The art of forgiveness

Monasterio said he is careful to take a constructive approach when speaking to the girls about their mother.

“The more they grow, the more questions they will have,” he said. “That’s why I’m trying to keep their hearts and minds healthy. I think one day they will have some questions and they will need to forgive her. It’s important to me to get them ready for that time.

“I want them to be able to start an intimate relationship with their mom. She is trying to have a relationship with our daughters. I don’t know if that’s going to happen, but that’s my goal. I’m just trying to raise them to love their mom.”

In fact, Monasterio said he prays often for his ex–wife and her new husband to find forgiveness, sanctification, justification, and salvation from God.

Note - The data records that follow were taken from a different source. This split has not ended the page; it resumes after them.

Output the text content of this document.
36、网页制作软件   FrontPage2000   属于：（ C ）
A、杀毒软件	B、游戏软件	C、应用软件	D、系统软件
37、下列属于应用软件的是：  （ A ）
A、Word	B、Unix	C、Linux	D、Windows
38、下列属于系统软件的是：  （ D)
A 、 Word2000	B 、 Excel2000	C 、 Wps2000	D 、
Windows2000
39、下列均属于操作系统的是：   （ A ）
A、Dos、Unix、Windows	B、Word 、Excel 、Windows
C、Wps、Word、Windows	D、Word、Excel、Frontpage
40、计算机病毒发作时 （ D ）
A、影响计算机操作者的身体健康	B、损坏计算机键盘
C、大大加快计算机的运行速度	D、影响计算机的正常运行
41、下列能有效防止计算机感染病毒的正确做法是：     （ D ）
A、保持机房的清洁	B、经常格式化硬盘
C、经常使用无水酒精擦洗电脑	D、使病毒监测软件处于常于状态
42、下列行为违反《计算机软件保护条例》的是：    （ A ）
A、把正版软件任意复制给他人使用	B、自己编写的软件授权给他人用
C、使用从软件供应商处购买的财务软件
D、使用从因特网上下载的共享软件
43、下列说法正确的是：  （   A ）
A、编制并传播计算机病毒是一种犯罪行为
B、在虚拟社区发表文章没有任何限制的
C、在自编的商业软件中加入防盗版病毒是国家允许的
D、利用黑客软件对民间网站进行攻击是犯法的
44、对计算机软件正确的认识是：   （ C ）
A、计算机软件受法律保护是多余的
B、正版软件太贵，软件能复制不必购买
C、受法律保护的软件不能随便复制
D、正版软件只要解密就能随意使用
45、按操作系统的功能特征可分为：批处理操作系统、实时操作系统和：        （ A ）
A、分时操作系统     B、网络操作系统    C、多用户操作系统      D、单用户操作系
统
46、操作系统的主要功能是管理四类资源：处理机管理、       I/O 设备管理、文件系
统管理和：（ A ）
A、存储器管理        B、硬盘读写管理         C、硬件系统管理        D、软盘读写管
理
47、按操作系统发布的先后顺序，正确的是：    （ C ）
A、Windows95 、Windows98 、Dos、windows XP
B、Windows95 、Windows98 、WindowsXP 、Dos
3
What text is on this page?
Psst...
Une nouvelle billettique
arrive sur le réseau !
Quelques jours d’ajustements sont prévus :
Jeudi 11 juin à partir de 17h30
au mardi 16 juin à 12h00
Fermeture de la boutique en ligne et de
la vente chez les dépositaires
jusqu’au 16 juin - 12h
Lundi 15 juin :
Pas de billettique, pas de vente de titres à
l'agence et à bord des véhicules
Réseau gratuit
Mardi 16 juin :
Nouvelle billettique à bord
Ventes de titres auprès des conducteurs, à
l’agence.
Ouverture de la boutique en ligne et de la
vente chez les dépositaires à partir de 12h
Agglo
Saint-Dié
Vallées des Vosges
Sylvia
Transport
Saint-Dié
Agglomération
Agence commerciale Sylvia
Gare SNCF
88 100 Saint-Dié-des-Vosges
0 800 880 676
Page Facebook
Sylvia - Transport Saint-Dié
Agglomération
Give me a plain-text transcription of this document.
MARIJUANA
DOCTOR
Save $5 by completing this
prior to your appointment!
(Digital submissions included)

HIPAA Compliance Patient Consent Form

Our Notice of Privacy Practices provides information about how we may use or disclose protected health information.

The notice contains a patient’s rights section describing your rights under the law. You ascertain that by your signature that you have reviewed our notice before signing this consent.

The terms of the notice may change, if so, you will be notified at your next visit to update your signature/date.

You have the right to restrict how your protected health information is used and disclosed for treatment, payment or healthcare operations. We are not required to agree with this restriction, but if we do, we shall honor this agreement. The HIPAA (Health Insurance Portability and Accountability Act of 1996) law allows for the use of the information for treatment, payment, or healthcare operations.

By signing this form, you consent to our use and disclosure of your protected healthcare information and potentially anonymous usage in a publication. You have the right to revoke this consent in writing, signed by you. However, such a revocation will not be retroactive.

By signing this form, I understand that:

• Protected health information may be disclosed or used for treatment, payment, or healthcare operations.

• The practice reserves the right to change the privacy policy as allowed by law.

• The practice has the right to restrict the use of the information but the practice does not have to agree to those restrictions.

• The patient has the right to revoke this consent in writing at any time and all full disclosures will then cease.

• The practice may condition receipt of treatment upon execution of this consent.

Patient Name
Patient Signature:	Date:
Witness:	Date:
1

“She doesn’t have Christ in her heart,” Joel said. “She’s not my wife, but she’s a person who needs Jesus. I really want to see her surrender everything to the Lord. We have forgiven each other and now have a relationship as friends.”

 

A message to all fathers

As Lieutenant Monasterio and his girls pack their belongings and head to Paterson, they will take time to celebrate Father’s Day and share a message to all fathers.

“Being a parent is not easy,” Joel said. “I really believe that the key is to always be in God’s presence when the questions come from our children. It’s also important to be a good example because they imitate everything we do. If we are close to God, they will learn a lot of things through our example.”